Ces trois-là font partie des dix chansons de « Portas » que Monte jouera samedi dans le cadre d’une vaste performance de 32 chansons. Monte, qui a décrit de manière mémorable son mélange de créativité artistique et d’habitudes de travail obsédées par le contrôle en disant « Je suis une cigale et une fourmi », a pratiquement verrouillé le programme, au point que toute la set list peut être entendue dans l’ordre. sur Spotify.

Le concert englobera presque tous les nombreux succès de sa carrière, se terminant par son premier, « Bem Que Se Quis », de ce concert télévisé il y a plus de trente ans. Le matériel du début du concert repose sur le treillis de cordes commun à l’époque folklorique de Tropicalia, et une série de chansons vers le milieu semble tracer l’évolution, la dissolution et la résolution productive d’une romance.
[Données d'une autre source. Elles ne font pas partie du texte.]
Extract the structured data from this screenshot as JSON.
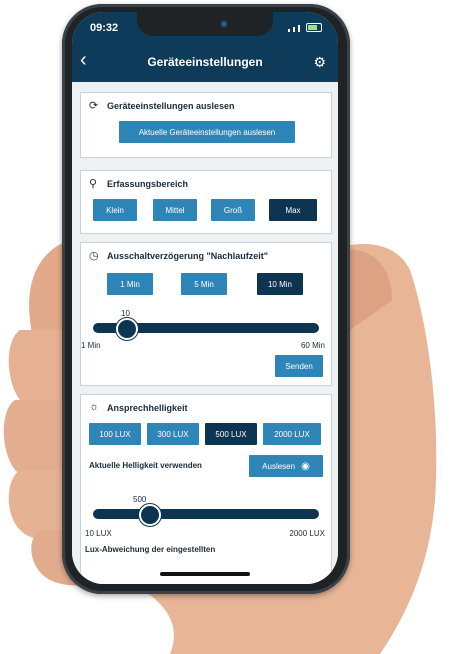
{
  "status": {
    "time": "09:32"
  },
  "header": {
    "title": "Geräteeinstellungen",
    "back_icon": "chevron-left-icon",
    "settings_icon": "gear-icon"
  },
  "read_section": {
    "title": "Geräteeinstellungen auslesen",
    "button": "Aktuelle Geräteeinstellungen auslesen"
  },
  "range_section": {
    "title": "Erfassungsbereich",
    "options": [
      "Klein",
      "Mittel",
      "Groß",
      "Max"
    ],
    "selected": "Max"
  },
  "delay_section": {
    "title": "Ausschaltverzögerung \"Nachlaufzeit\"",
    "options": [
      "1 Min",
      "5 Min",
      "10 Min"
    ],
    "selected": "10 Min",
    "slider_value": "10",
    "slider_fraction": 0.15,
    "min_label": "1 Min",
    "max_label": "60 Min",
    "send_button": "Senden"
  },
  "brightness_section": {
    "title": "Ansprechhelligkeit",
    "options": [
      "100 LUX",
      "300 LUX",
      "500 LUX",
      "2000 LUX"
    ],
    "selected": "500 LUX",
    "current_label": "Aktuelle Helligkeit verwenden",
    "read_button": "Auslesen",
    "slider_value": "500",
    "slider_fraction": 0.25,
    "min_label": "10 LUX",
    "max_label": "2000 LUX",
    "footer_text": "Lux-Abweichung der eingestellten"
  },
  "colors": {
    "header": "#0f3b5a",
    "button": "#2e86b8",
    "selected": "#0d3450"
  }
}
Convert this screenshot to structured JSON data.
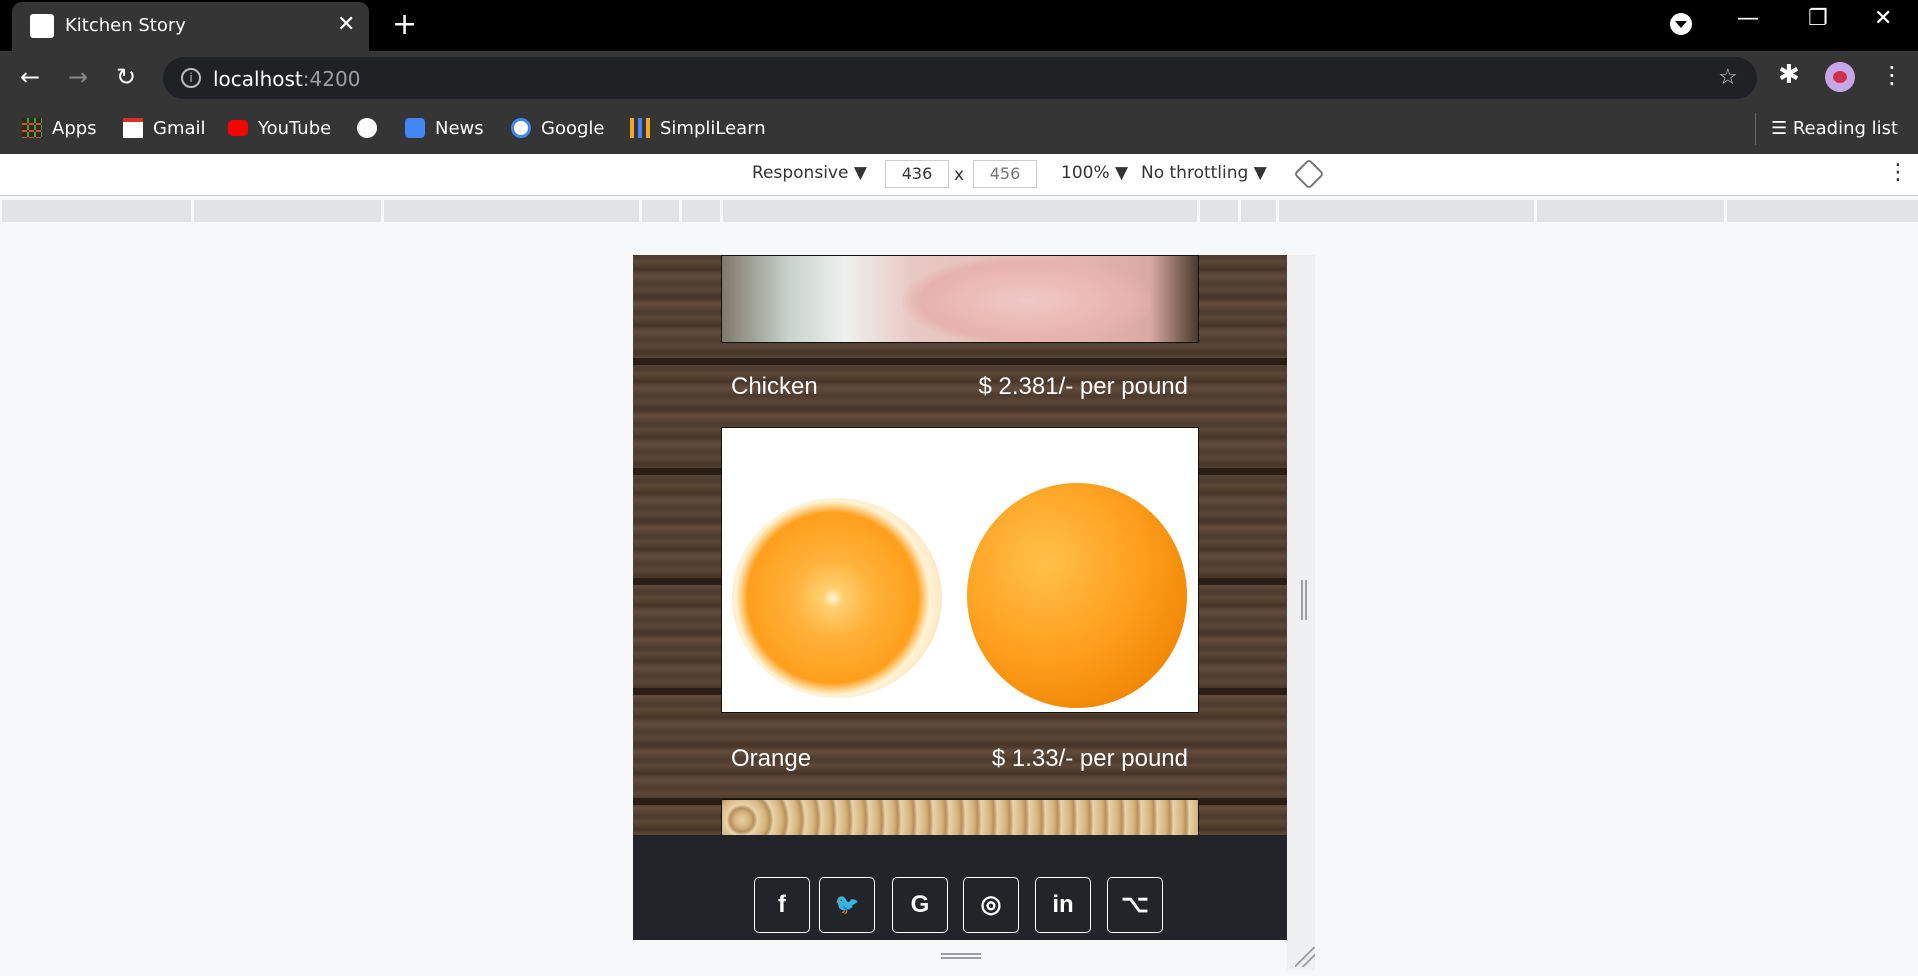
{
  "tab": {
    "title": "Kitchen Story",
    "close": "✕",
    "new_tab": "+"
  },
  "window": {
    "minimize": "—",
    "restore": "❐",
    "close": "✕"
  },
  "toolbar": {
    "back": "←",
    "forward": "→",
    "reload": "↻",
    "url_host": "localhost",
    "url_port": ":4200",
    "star": "☆",
    "menu": "⋮"
  },
  "bookmarks": [
    {
      "label": "Apps",
      "icon": "apps-grid-icon",
      "color": "#ea4335"
    },
    {
      "label": "Gmail",
      "icon": "gmail-icon",
      "color": "#d93025"
    },
    {
      "label": "YouTube",
      "icon": "youtube-icon",
      "color": "#ff0000"
    },
    {
      "label": "",
      "icon": "globe-icon",
      "color": "#ffffff"
    },
    {
      "label": "News",
      "icon": "news-icon",
      "color": "#4285f4"
    },
    {
      "label": "Google",
      "icon": "google-icon",
      "color": "#4285f4"
    },
    {
      "label": "SimpliLearn",
      "icon": "simplilearn-icon",
      "color": "#f5a623"
    }
  ],
  "reading_list": "Reading list",
  "devtools": {
    "device": "Responsive ▼",
    "width": "436",
    "times": "x",
    "height": "456",
    "zoom": "100% ▼",
    "throttling": "No throttling ▼",
    "more": "⋮"
  },
  "products": [
    {
      "name": "Chicken",
      "price": "$ 2.381/- per pound"
    },
    {
      "name": "Orange",
      "price": "$ 1.33/- per pound"
    }
  ],
  "social": [
    {
      "label": "f",
      "icon": "facebook-icon"
    },
    {
      "label": "🐦",
      "icon": "twitter-icon"
    },
    {
      "label": "G",
      "icon": "google-icon"
    },
    {
      "label": "◎",
      "icon": "instagram-icon"
    },
    {
      "label": "in",
      "icon": "linkedin-icon"
    },
    {
      "label": "⌥",
      "icon": "github-icon"
    }
  ]
}
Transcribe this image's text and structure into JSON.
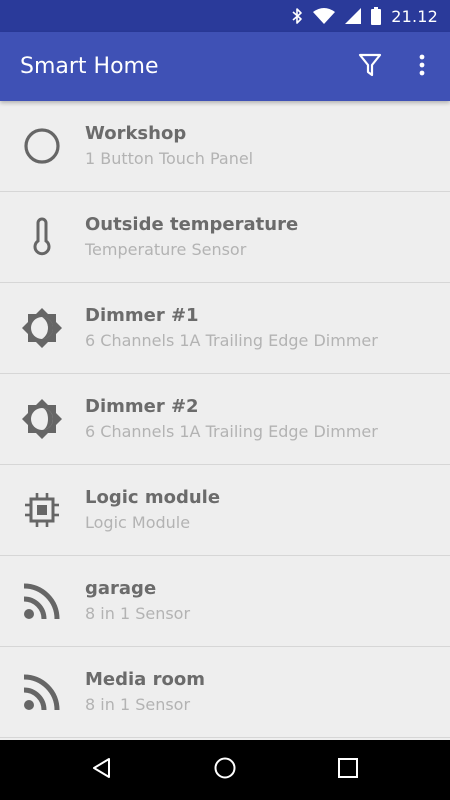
{
  "status_bar": {
    "time": "21.12",
    "icons": [
      "bluetooth-icon",
      "wifi-icon",
      "signal-icon",
      "battery-icon"
    ]
  },
  "app_bar": {
    "title": "Smart Home",
    "actions": [
      "filter-icon",
      "overflow-menu-icon"
    ]
  },
  "devices": [
    {
      "name": "Workshop",
      "type": "1 Button Touch Panel",
      "icon": "circle-outline-icon"
    },
    {
      "name": "Outside temperature",
      "type": "Temperature Sensor",
      "icon": "thermometer-icon"
    },
    {
      "name": "Dimmer #1",
      "type": "6 Channels 1A Trailing Edge Dimmer",
      "icon": "brightness-icon"
    },
    {
      "name": "Dimmer #2",
      "type": "6 Channels 1A Trailing Edge Dimmer",
      "icon": "brightness-icon"
    },
    {
      "name": "Logic module",
      "type": "Logic Module",
      "icon": "chip-icon"
    },
    {
      "name": "garage",
      "type": "8 in 1 Sensor",
      "icon": "rss-icon"
    },
    {
      "name": "Media room",
      "type": "8 in 1 Sensor",
      "icon": "rss-icon"
    }
  ],
  "nav_bar": {
    "buttons": [
      "back-icon",
      "home-icon",
      "recents-icon"
    ]
  },
  "colors": {
    "status_bar": "#2a3a9a",
    "app_bar": "#3f51b5",
    "background": "#eeeeee",
    "item_title": "#6b6b6b",
    "item_subtitle": "#b3b3b3",
    "icon": "#666666"
  }
}
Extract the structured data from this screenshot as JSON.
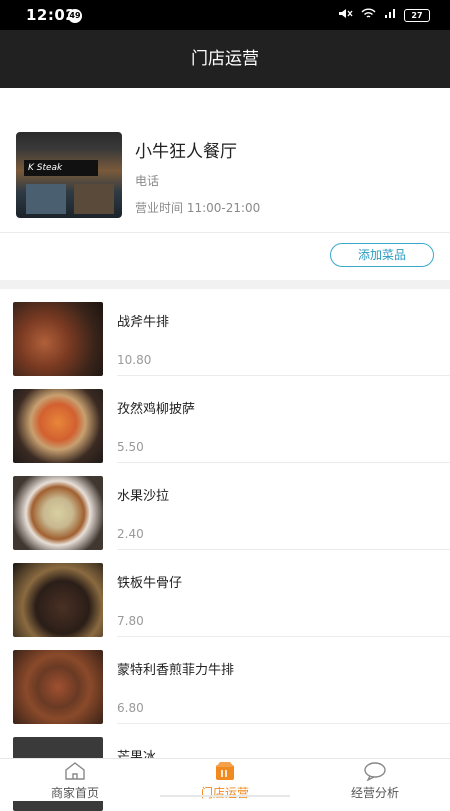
{
  "status_bar": {
    "time": "12:02",
    "notification_count": "49",
    "battery": "27"
  },
  "header": {
    "title": "门店运营"
  },
  "shop": {
    "name": "小牛狂人餐厅",
    "phone_label": "电话",
    "hours": "营业时间 11:00-21:00",
    "sign_text": "K Steak"
  },
  "actions": {
    "add_dish": "添加菜品"
  },
  "dishes": [
    {
      "name": "战斧牛排",
      "price": "10.80"
    },
    {
      "name": "孜然鸡柳披萨",
      "price": "5.50"
    },
    {
      "name": "水果沙拉",
      "price": "2.40"
    },
    {
      "name": "铁板牛骨仔",
      "price": "7.80"
    },
    {
      "name": "蒙特利香煎菲力牛排",
      "price": "6.80"
    },
    {
      "name": "芒果冰",
      "price": ""
    }
  ],
  "tabs": [
    {
      "label": "商家首页",
      "icon": "home-icon"
    },
    {
      "label": "门店运营",
      "icon": "store-icon"
    },
    {
      "label": "经营分析",
      "icon": "chat-bubble-icon"
    }
  ],
  "colors": {
    "accent": "#f08a1e",
    "button_border": "#3aa9c9",
    "header_bg": "#212121"
  }
}
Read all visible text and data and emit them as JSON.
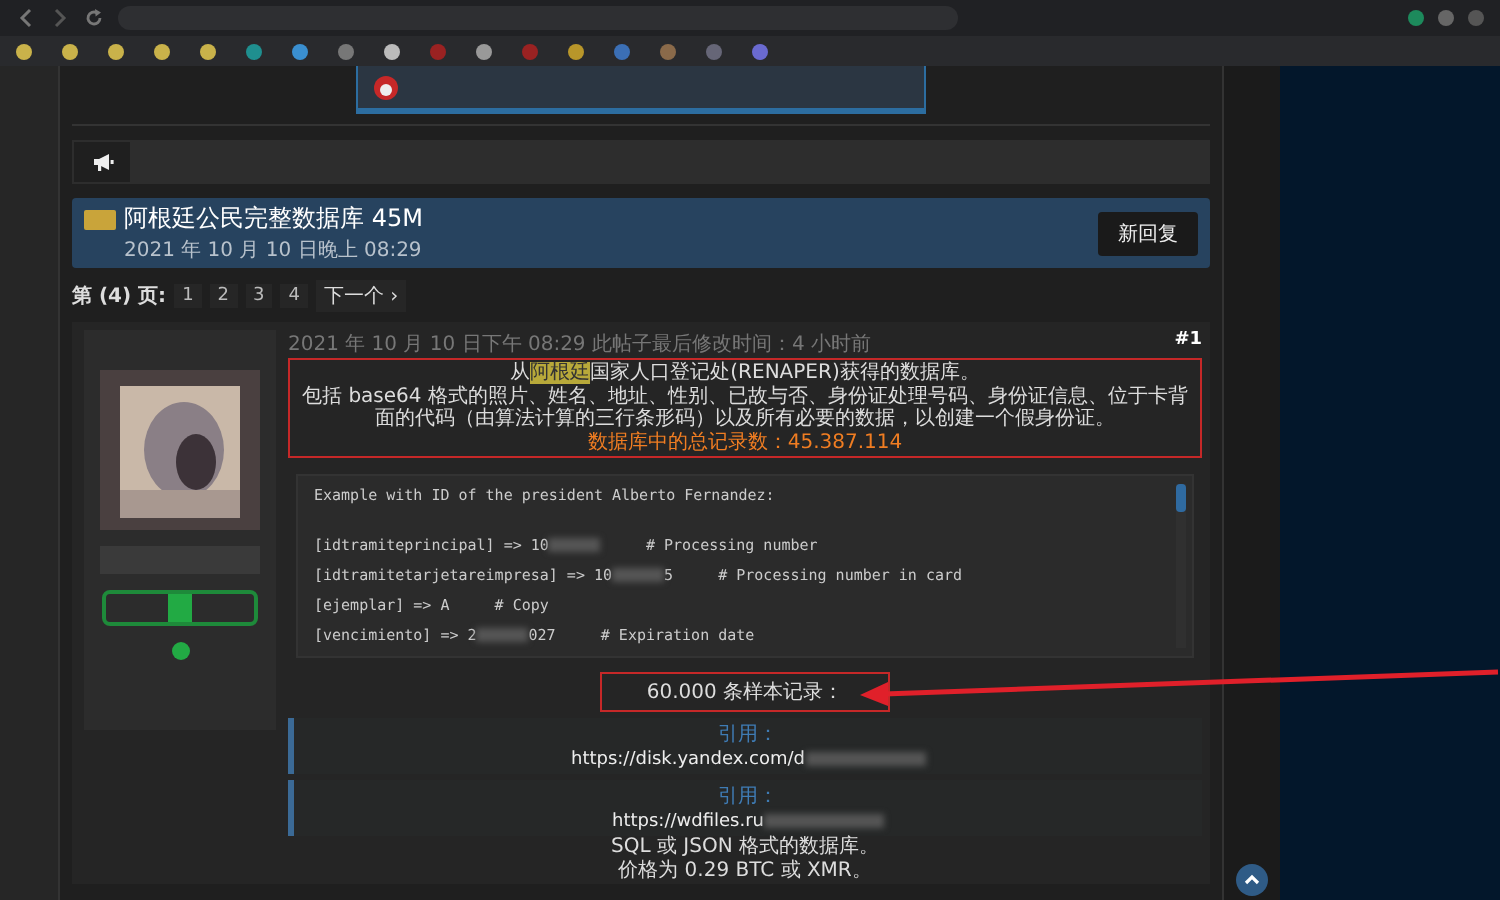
{
  "thread": {
    "title": "阿根廷公民完整数据库 45M",
    "date": "2021 年 10 月 10 日晚上 08:29",
    "reply_button": "新回复"
  },
  "pagination": {
    "label": "第 (4) 页:",
    "pages": [
      "1",
      "2",
      "3",
      "4"
    ],
    "next": "下一个 ›"
  },
  "post": {
    "meta": "2021 年 10 月 10 日下午 08:29 此帖子最后修改时间：4 小时前",
    "number": "#1",
    "source_line": {
      "before": "从",
      "highlight": "阿根廷",
      "after": "国家人口登记处(RENAPER)获得的数据库。"
    },
    "description": "包括 base64 格式的照片、姓名、地址、性别、已故与否、身份证处理号码、身份证信息、位于卡背面的代码（由算法计算的三行条形码）以及所有必要的数据，以创建一个假身份证。",
    "total": "数据库中的总记录数：45.387.114",
    "code": {
      "caption": "Example with ID of the president Alberto Fernandez:",
      "lines": [
        {
          "text": "[idtramiteprincipal] => 10",
          "redacted": true,
          "comment": "# Processing number"
        },
        {
          "text": "[idtramitetarjetareimpresa] => 10",
          "redacted": true,
          "tail": "5",
          "comment": "# Processing number in card"
        },
        {
          "text": "[ejemplar] => A",
          "redacted": false,
          "comment": "# Copy"
        },
        {
          "text": "[vencimiento] => 2",
          "redacted": true,
          "tail": "027",
          "comment": "# Expiration date"
        }
      ]
    },
    "sample_label": "60.000 条样本记录：",
    "quotes": [
      {
        "label": "引用：",
        "url": "https://disk.yandex.com/d",
        "redacted": true
      },
      {
        "label": "引用：",
        "url": "https://wdfiles.ru",
        "redacted": true
      }
    ],
    "footer_lines": [
      "SQL 或 JSON 格式的数据库。",
      "价格为 0.29 BTC 或 XMR。"
    ]
  }
}
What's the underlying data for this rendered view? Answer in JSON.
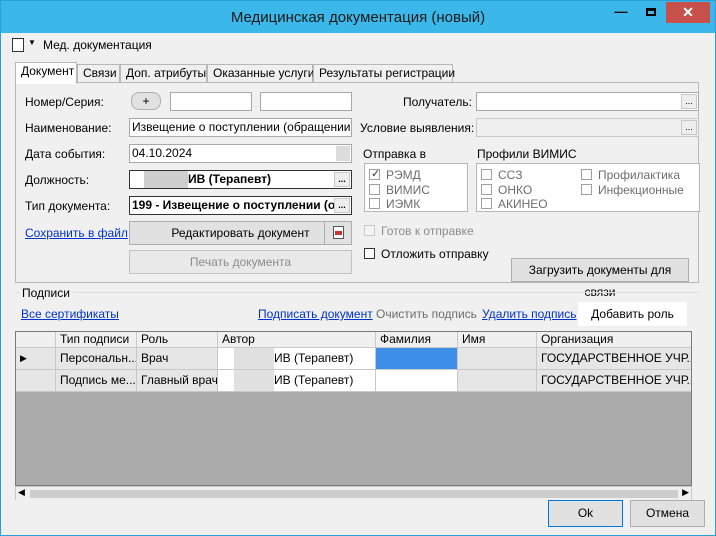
{
  "window": {
    "title": "Медицинская документация (новый)",
    "close": "✕",
    "minimize": "—"
  },
  "toolbar": {
    "label": "Мед. документация"
  },
  "tabs": [
    "Документ",
    "Связи",
    "Доп. атрибуты",
    "Оказанные услуги",
    "Результаты регистрации"
  ],
  "form": {
    "number_label": "Номер/Серия:",
    "plus": "+",
    "name_label": "Наименование:",
    "name_value": "Извещение о поступлении (обращении) пац",
    "date_label": "Дата события:",
    "date_value": "04.10.2024",
    "position_label": "Должность:",
    "position_value": "ИВ (Терапевт)",
    "doctype_label": "Тип документа:",
    "doctype_value": "199 - Извещение о поступлении (о",
    "recipient_label": "Получатель:",
    "detection_label": "Условие выявления:",
    "save_link": "Сохранить в файл",
    "edit_button": "Редактировать документ",
    "print_button": "Печать документа",
    "dots": "..."
  },
  "send": {
    "label": "Отправка в",
    "items": [
      {
        "label": "РЭМД",
        "checked": true
      },
      {
        "label": "ВИМИС",
        "checked": false
      },
      {
        "label": "ИЭМК",
        "checked": false
      }
    ]
  },
  "vimis": {
    "label": "Профили ВИМИС",
    "col1": [
      "ССЗ",
      "ОНКО",
      "АКИНЕО"
    ],
    "col2": [
      "Профилактика",
      "Инфекционные"
    ]
  },
  "ready_label": "Готов к отправке",
  "postpone_label": "Отложить отправку",
  "upload_button": "Загрузить документы для связи",
  "signatures": {
    "group_label": "Подписи",
    "all_certs": "Все сертификаты",
    "sign_doc": "Подписать документ",
    "clear": "Очистить подпись",
    "delete": "Удалить подпись",
    "add_role": "Добавить роль",
    "columns": [
      "Тип подписи",
      "Роль",
      "Автор",
      "Фамилия",
      "Имя",
      "Организация"
    ],
    "rows": [
      {
        "marker": "▶",
        "type": "Персональн...",
        "role": "Врач",
        "author": "ИВ (Терапевт)",
        "surname": "",
        "name": "",
        "org": "ГОСУДАРСТВЕННОЕ УЧР..."
      },
      {
        "marker": "",
        "type": "Подпись ме...",
        "role": "Главный врач",
        "author": "ИВ (Терапевт)",
        "surname": "",
        "name": "",
        "org": "ГОСУДАРСТВЕННОЕ УЧР..."
      }
    ]
  },
  "footer": {
    "ok": "Ok",
    "cancel": "Отмена"
  }
}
C’est là que les caresses subtiles de Monte et son doux « jeu avec les choses sur son passage » sont les plus efficaces. Le chant porte la sagesse et la retenue d’une femme sur son propre chemin, avec des enfants et une carrière, tour à tour méfiante et sereine.

Il y a des chansons avec de superbes arrangements de cor, pris en sandwich autour d’une magnifique samba, « Elegante Amanhecer », de « Portas ». Il existe de fréquentes références et analogies avec les environnements luxuriants du Brésil. « Comida », une chanson abrasive et hédoniste de son premier album live est juxtaposée à cet abri de la tempête dans un conte magique, « Pra Melhorar », du dernier album.

« Nous n’avons aucun contrôle, ni ne savons exactement comment les choses vont se passer », a répondu Monte lorsque je lui ai demandé à quel point son chant était conscient et intuitif.

« Le Brésil est un verbe. C’est un pays immense avec tant de styles traditionnels qu’il est difficile d’en parler. On mélange la samba, le jazz, le reggae, le rock, le folk et tous les autres. Cela se produit non seulement dans la musique, mais bien, la religion, tous les aspects de notre culture. Quand je chante, c’est exactement le reflet de cette personne qui a grandi dans cet endroit, où il n’y a pas de limites et où tout peut être tenté.